La corporación es una mafia, acusa víctima de tortura
Si a mí que soy abogado me hicieron esto, qué no harán con los ciudadanos “normales”, criticó una persona que se metió en problemas con la justicia… por denunciar irregularidades en la instancia procuradora de justica de Jalisco
Por Rafael Hernández Guízar

Javier Becerra Ramos, litigante que encontró violaciones a un debido proceso en Zapotlanejo, fue levantado y torturado por policías de la fiscalía, “para darle una lección”, esto a petición de la ministerio público que se vería afectada/Foto: Francisco Tapia
Un ciudadano presentó una queja ante la Comisión Estatal de Derechos Humanos Jalisco (CEDHJ) por haber sufrido tortura, dijo que lo llevaron a una “casa de seguridad”, lo golpearon, asfixiaron y amenazaron de muerte.
Se trata del abogado Javier Becerra Ramos, quien señaló en entrevista con Página 24 que el incidente lo vivió el pasado sábado 22 de febrero, luego de su trabajo como litigante en donde atacaba una carpeta de investigación en el municipio de Zapotlanejo, en la que presuntamente habría violaciones al debido proceso.
“Al día siguiente tuvimos esas pequeñas diferencias, un vehículo que era de mi propiedad me lo reportan robado, obviamente me detienen y empieza el calvario en la coordinación de detenidos, primero me comunicaron, me torturaron, y la consigna era porque pidió el favor la ministerio público de Zapotlanejo a la coordinación de detenidos para que me perjudicaron a como diera lugar para poder mandarme al reclusorio”.
Al verse en este problema, el agraviado ciudadano recurrió a un juicio de amparo, con lo que logró su libertad.

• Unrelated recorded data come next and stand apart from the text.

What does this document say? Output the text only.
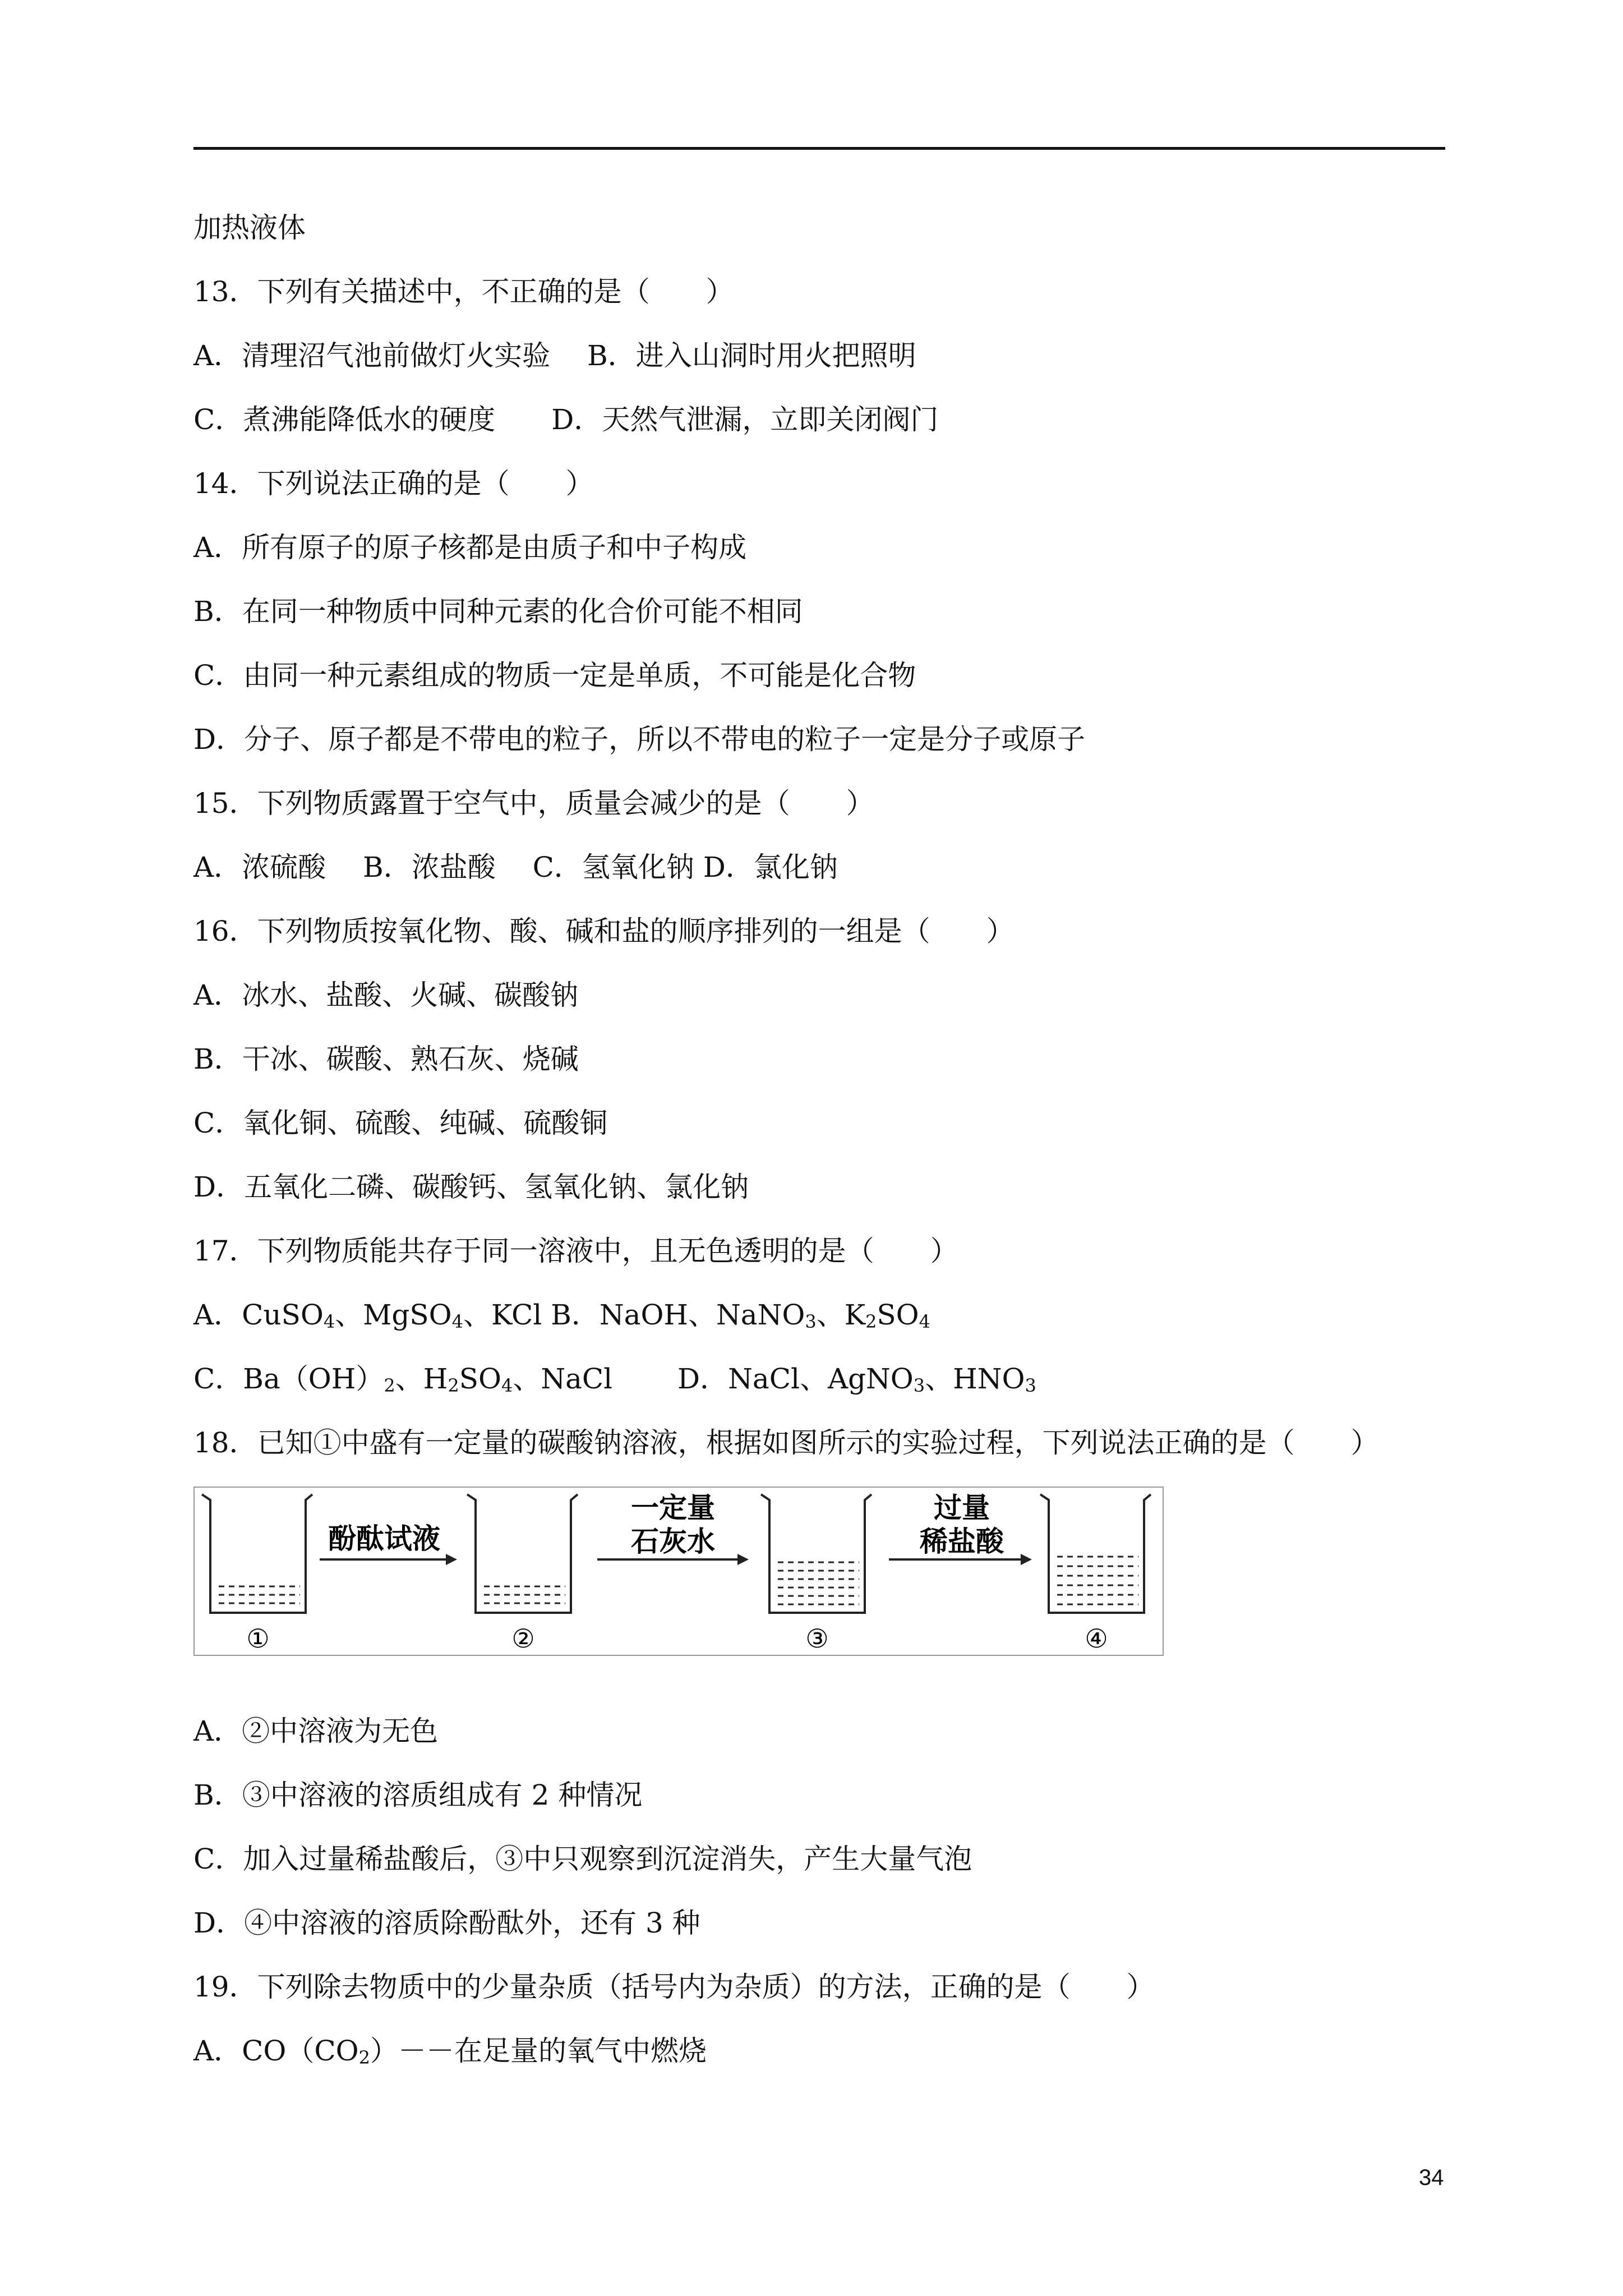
加热液体
13．下列有关描述中，不正确的是（　　）
A．清理沼气池前做灯火实验　 B．进入山洞时用火把照明
C．煮沸能降低水的硬度　　D．天然气泄漏，立即关闭阀门
14．下列说法正确的是（　　）
A．所有原子的原子核都是由质子和中子构成
B．在同一种物质中同种元素的化合价可能不相同
C．由同一种元素组成的物质一定是单质，不可能是化合物
D．分子、原子都是不带电的粒子，所以不带电的粒子一定是分子或原子
15．下列物质露置于空气中，质量会减少的是（　　）
A．浓硫酸　 B．浓盐酸　 C．氢氧化钠 D．氯化钠
16．下列物质按氧化物、酸、碱和盐的顺序排列的一组是（　　）
A．冰水、盐酸、火碱、碳酸钠
B．干冰、碳酸、熟石灰、烧碱
C．氧化铜、硫酸、纯碱、硫酸铜
D．五氧化二磷、碳酸钙、氢氧化钠、氯化钠
17．下列物质能共存于同一溶液中，且无色透明的是（　　）
A．CuSO$_4$、MgSO$_4$、KCl B．NaOH、NaNO$_3$、$K_2SO_4$
C．$Ba(OH)_2$、$H_2SO_4$、NaCl　 　D．NaCl、AgNO$_3$、$HNO_3$
18．已知①中盛有一定量的碳酸钠溶液，根据如图所示的实验过程，下列说法正确的是（　　）
①
酚酞试液
②
一定量
石灰水
③
过量
稀盐酸
④
A．②中溶液为无色
B．③中溶液的溶质组成有 2 种情况
C．加入过量稀盐酸后，③中只观察到沉淀消失，产生大量气泡
D．④中溶液的溶质除酚酞外，还有 3 种
19．下列除去物质中的少量杂质（括号内为杂质）的方法，正确的是（　　）
A．$CO(CO_2)--$在足量的氧气中燃烧
34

“Obviamente se tuvo que mover toda la maquinaria federal para contrarrestar toda la represalia que había, porque estando ahí te das cuenta de que en la fiscalía por parte de sus funcionarios, te fabrican delitos, ahí fabrican culpables o inocentes, y esto porque tienen todo, no hay control, es una mafia dentro de la corporación. Te das cuenta que se utilizan las madrinas, la incomunicación, casas de seguridad, pero las casas de seguridad no de la delincuencia organizada, de la propia fiscalía“, agregó.
–¿A usted lo llevaron a una de esas casas?
–Así es, con incomunicación hasta que se pudo mover el amparo.
–¿Para qué lo llevaron?
–Pues para torturarme. Para darme una lección. Te ponen una bolsa de plástico en la cabeza, te golpean, te sumergen a un tambo con agua, y está desatado esto. Lo curioso de estos casos es que es el mismo personal que tuvo la irregularidad con el futbolista que está detenido, es del dominio público todas las irregularidades que hubo en esos casos, es el mismo personal que tiene el caso de la compañera abogada que lamentablemente perdió las piernas.
–¿Como fueron esas amenazas?
–Pues me dijeron que esta era una lección por haber tratado de denunciar irregularidades de una compañera de ellos, de un agente del ministerio público. Esta situación está muy delicada, porque te das cuenta de que la misma fiscalía, se supone que allá es especializada de robo de vehículos, de negocio, pero es tanto el negocio de que tienen dinero, que las propias áreas de la fiscalía se molestan con este personal porque ellos hasta en todos los negocios, en este caso mi vehículo que me decían que era robado, en primer lugar dicen que se lo llevaron de estar estacionado, y es mentira porque el vehículo se prende con una llave con chip, y segundo, el reporte del 911 nunca fue ratificado, se ve muy manejado, y si a uno como abogado le hacen todo eso, qué le podrán hacer un ciudadano común.
Javier Becerra Ramos fue más allá, y dijo que incluso al momento de la detención no sólo ignoraron sus argumentos cuando trataba de demostrar con documentos oficiales que el carro era suyo, sino que además los mismos policías que lo arrestaron, se repartieron sus pertenencias.
“Ya cuando te detienen, lo primero que hacen es pedirte tu cartera, que saques la cartera, te quitan el dinero, y delante de uno las pertenencias que traes en el vehículo las desaparecen, traía una chamarra y se la puso un elemento, hasta el cambio en monedas que traía yo se lo quedaron, es un calvario, y a la salida ni siquiera dijeron ‘usted disculpe’, como antes, ahora la consigna es ‘sígale y al rato no se la fiamos’, es muy lamentable que exista esto”.
Por ello, no sólo interpuso la queja en la Comisión Estatal de Derechos Humanos de Jalisco (CEDHJ) que presuntamente sería investigada por el mismo director Alfonso Hernández Barrón, sino también juicio de amparo y una denuncia ante la misma fiscalía por los delitos que se consideren oportunos.